Peace I leave with you; my peace I give you. Do not let your hearts be troubled and do not be afraid, I recited silently. “Do not be afraid.”
I sucked in a few regulated breaths through my nose and counted to four as I released them.
Breathe . . . just . . . breathe . . .
I focused on counting my breaths until the panic ebbed enough that I was able to think beyond the desperate urge to escape.
I still had some of my clothes on, and there was no pain aside from the throbbing in my head, which I was pretty sure was a side effect of the drug he’d knocked me unconscious with. He hadn’t hurt me—yet. If I could just keep my thoughts straight, I might be able to find a way out of this.
Handcuffs. I wondered vaguely if they belonged to Marx; he carried his with him everywhere, just as he did his gun. I looked around the room for any sign that he’d been there. Maybe he was just in a different room. Maybe he wasn’t dead.
Lord, please let him be alive.
I was in no way strong enough to break the handcuffs, but if I could slip my hands out of them, I would at least have a fraction of a chance. I gritted my teeth and twisted my wrists slowly, but I couldn’t get my thumb joint through the hole.
If I couldn’t pull my hands free, then maybe I could loosen the board the handcuffs were looped through. I wrapped my fingers around the edges of the board and tugged on it. It creaked, and I froze, my eyes snapping to the doorway.

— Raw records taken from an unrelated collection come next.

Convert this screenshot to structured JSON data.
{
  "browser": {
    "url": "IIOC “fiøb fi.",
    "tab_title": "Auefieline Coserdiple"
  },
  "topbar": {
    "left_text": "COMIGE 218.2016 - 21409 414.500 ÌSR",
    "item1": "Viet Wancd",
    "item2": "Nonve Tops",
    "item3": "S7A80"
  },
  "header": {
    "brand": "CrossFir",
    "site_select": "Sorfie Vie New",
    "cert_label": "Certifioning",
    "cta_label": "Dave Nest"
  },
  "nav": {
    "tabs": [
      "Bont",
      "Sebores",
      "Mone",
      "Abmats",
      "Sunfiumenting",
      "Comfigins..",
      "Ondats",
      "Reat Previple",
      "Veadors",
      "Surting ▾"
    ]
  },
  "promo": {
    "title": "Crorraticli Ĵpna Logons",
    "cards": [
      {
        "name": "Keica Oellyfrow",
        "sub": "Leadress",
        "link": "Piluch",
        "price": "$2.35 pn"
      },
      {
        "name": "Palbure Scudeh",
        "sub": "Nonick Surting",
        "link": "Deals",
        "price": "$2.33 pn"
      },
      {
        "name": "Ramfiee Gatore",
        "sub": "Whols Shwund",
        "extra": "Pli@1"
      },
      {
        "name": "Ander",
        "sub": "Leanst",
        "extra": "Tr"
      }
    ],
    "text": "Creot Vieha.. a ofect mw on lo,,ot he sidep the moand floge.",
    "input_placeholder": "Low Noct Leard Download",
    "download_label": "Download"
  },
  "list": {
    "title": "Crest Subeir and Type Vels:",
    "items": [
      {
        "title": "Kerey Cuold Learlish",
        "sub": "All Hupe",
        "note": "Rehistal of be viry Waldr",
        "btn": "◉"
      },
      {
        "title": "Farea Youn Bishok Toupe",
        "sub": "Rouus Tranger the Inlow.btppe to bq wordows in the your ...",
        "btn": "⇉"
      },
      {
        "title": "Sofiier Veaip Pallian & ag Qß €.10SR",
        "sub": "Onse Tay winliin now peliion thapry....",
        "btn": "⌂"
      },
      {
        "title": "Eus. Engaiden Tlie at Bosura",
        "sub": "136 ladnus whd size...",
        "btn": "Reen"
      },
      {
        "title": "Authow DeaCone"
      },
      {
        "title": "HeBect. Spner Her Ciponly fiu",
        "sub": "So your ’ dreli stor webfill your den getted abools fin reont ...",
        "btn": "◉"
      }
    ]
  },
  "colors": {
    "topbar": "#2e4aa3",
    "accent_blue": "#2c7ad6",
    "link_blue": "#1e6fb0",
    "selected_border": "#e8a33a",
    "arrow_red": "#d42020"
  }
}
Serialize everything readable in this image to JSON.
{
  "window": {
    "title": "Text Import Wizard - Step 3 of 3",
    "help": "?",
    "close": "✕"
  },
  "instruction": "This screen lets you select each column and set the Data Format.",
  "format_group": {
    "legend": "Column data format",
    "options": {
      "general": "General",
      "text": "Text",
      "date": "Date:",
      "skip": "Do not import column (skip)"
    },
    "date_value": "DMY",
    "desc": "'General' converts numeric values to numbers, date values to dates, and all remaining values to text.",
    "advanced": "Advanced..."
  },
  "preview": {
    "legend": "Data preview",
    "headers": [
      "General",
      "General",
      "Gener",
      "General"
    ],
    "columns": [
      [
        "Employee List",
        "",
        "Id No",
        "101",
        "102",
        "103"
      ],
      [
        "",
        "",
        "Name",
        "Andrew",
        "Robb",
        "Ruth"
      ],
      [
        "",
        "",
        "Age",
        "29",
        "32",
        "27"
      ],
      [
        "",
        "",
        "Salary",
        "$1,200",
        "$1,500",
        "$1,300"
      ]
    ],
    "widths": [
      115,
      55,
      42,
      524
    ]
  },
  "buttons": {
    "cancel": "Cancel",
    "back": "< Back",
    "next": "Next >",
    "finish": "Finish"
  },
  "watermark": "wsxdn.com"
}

I held my breath and listened, but if the killer heard the noise, he wasn’t coming. I pulled harder, but the board refused to give. I tried applying my weight to it and pushing on it, but that was even less effective.
“Come on,” I whispered. “Of all the cheap pieces of junk furniture in the world, you have to be the durable one.” I peered behind the bed and groaned inwardly at the sight of screws. What was I going to do with screws?
I looked at my fingernails. I didn’t have anything else. I shifted on the bed and tried to reach the screws with my fingers. My fingertips grazed one of the two screws and I tried to slide my fingernail into the groove. The angle wasn’t quite right; it would break my nail.
I picked at the wood around the head of the screw with my fingernails, carving out small gouges in the wood. I created a small furrow around the screw head an
d then tried to grip the screw with my fingertips and twist. It didn’t budge.
A strange sound—like someone punching their fist into their palm—accompanied by a strangled groan came from somewhere down the hall, and I stilled. Someone coughed and wheezed.
“Wake up,” an eerie voice demanded.
“Oh, it’s just you again,” a familiar Southern voice replied, but it sounded breathless and pained. He coughed again. Marx. He was alive. “So what’s the plan then? Are you just gonna beat me until I stop breathin’?”
“Tempting, but no,” the killer replied in a velvety soft voice. “I’m going to let you watch—helplessly—while I enjoy my time with her. And then I’ll kill you.”
There was a long pause before Marx asked worriedly, “Enjoy your time with whom?” He didn’t know I was here. What a way to find out all his efforts at protection had been for nothing.
I could hear the smugness dripping from the killer’s voice even from down the hall. “She has an uncanny ability to walk right into harm’s way. I found her in the woods looking for you.”
“I don’t believe you.”
“This is hers. Her sister had one just like it. She never takes it off. Very much like your wedding ring,” the killer explained.
I looked at my left wrist and realized for the first time that my bracelet was gone. He’d taken it. Why? As a trophy, or so he could taunt Marx with it the way he’d taunted me with his wedding ring? I wanted that back.
“I was planning on just putting you out of my misery, but . . . the two of you have grown so fond of each other. It’ll be so much more enjoyable this way,” the killer said.
“You leave her alone,” Marx growled angrily.
“Mmm, no. I don’t think I’ll do that. In fact, she’s probably waking up now.”
My spine went completely rigid when I heard his heavy footsteps coming down the hallway. That same childhood terror flooded through me as I listened to the ominous sound of his impending arrival. I couldn’t climb out the window this time. There was no running away.